I need to analyze data uploaded from vehicle GPS devices to detect travel patterns and then attempt to learn about the normal travel patterns for that vehicle so that predictions can be made about maintenance, refueling etc. Some vehicles are domestic (exhibiting normal home->work->home travel patterns) and some are commercial with scheduled routing. I have loaded the GPS lats and longs to a database, and then constructed an ST_LineString with the data points for each vehicle (approx 1k points per vehicle per day). Vehicles will never have identical travel patterns (GPS accuracy, irregular ping times etc) and the patterns will be visible as subsets of pings - for example a one hour commute between point A (home) and point B (work) between 8am and 9.30am each morning, mon-fri.

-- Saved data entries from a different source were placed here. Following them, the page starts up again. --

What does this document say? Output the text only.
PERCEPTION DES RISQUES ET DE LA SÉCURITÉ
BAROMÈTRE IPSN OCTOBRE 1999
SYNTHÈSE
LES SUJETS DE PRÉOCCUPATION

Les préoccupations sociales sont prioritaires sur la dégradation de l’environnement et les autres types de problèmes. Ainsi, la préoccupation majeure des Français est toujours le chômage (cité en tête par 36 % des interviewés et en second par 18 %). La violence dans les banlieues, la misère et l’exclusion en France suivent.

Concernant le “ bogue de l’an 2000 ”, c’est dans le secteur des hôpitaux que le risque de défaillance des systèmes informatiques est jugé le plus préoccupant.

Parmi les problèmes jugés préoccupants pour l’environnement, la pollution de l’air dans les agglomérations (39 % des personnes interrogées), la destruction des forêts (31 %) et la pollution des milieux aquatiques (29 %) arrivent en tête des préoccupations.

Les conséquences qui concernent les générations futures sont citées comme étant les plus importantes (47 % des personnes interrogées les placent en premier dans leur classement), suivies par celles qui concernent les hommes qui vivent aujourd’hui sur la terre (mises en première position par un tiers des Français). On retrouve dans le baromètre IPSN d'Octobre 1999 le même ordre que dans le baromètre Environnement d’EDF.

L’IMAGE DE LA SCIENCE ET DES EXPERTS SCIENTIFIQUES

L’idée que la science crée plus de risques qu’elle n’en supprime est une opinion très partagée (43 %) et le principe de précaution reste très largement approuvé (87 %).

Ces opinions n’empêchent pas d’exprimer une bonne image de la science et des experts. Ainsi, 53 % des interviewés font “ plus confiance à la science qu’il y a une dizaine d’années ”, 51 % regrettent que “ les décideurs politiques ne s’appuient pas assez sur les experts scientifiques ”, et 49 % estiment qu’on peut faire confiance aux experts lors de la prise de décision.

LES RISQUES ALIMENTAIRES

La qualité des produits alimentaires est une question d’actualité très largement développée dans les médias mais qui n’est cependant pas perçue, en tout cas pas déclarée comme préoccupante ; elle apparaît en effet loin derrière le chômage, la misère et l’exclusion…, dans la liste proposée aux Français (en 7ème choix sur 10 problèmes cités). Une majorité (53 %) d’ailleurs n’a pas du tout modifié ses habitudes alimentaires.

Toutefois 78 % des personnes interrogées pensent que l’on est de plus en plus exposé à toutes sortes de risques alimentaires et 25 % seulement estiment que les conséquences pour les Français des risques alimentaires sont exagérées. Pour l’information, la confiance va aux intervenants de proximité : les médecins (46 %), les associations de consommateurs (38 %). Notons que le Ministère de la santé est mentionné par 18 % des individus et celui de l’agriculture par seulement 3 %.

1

Now the difficult part - I am considering the options. I have to write this in a database procedural language using the usual toolbox of procedures, cursors, iteration etc. I could use Python if it is helpful - I'm a database guy trying to think laterally and spatially.
A travel pattern could be identified by
(i) a similar sequence of points that can differ by a tolerance (say +/- 300 meters)
(ii) parking locations - if a car is parked at the same location for 8 hours a day
(iii) temporal- the vehicle starts at trip at 0830 every day, +/- 10 minutes.
I am planning to write a procedure that checks for each of these patterns for each point (or set of n points) by comparing it with all other points (or set of points) by iterating through the pings for each day in sequence. The easiest use case is to find recurrences of a vehicle parked at the same place each day. Detecting similar movement patterns is more complex. Can anyone suggest a technique for this?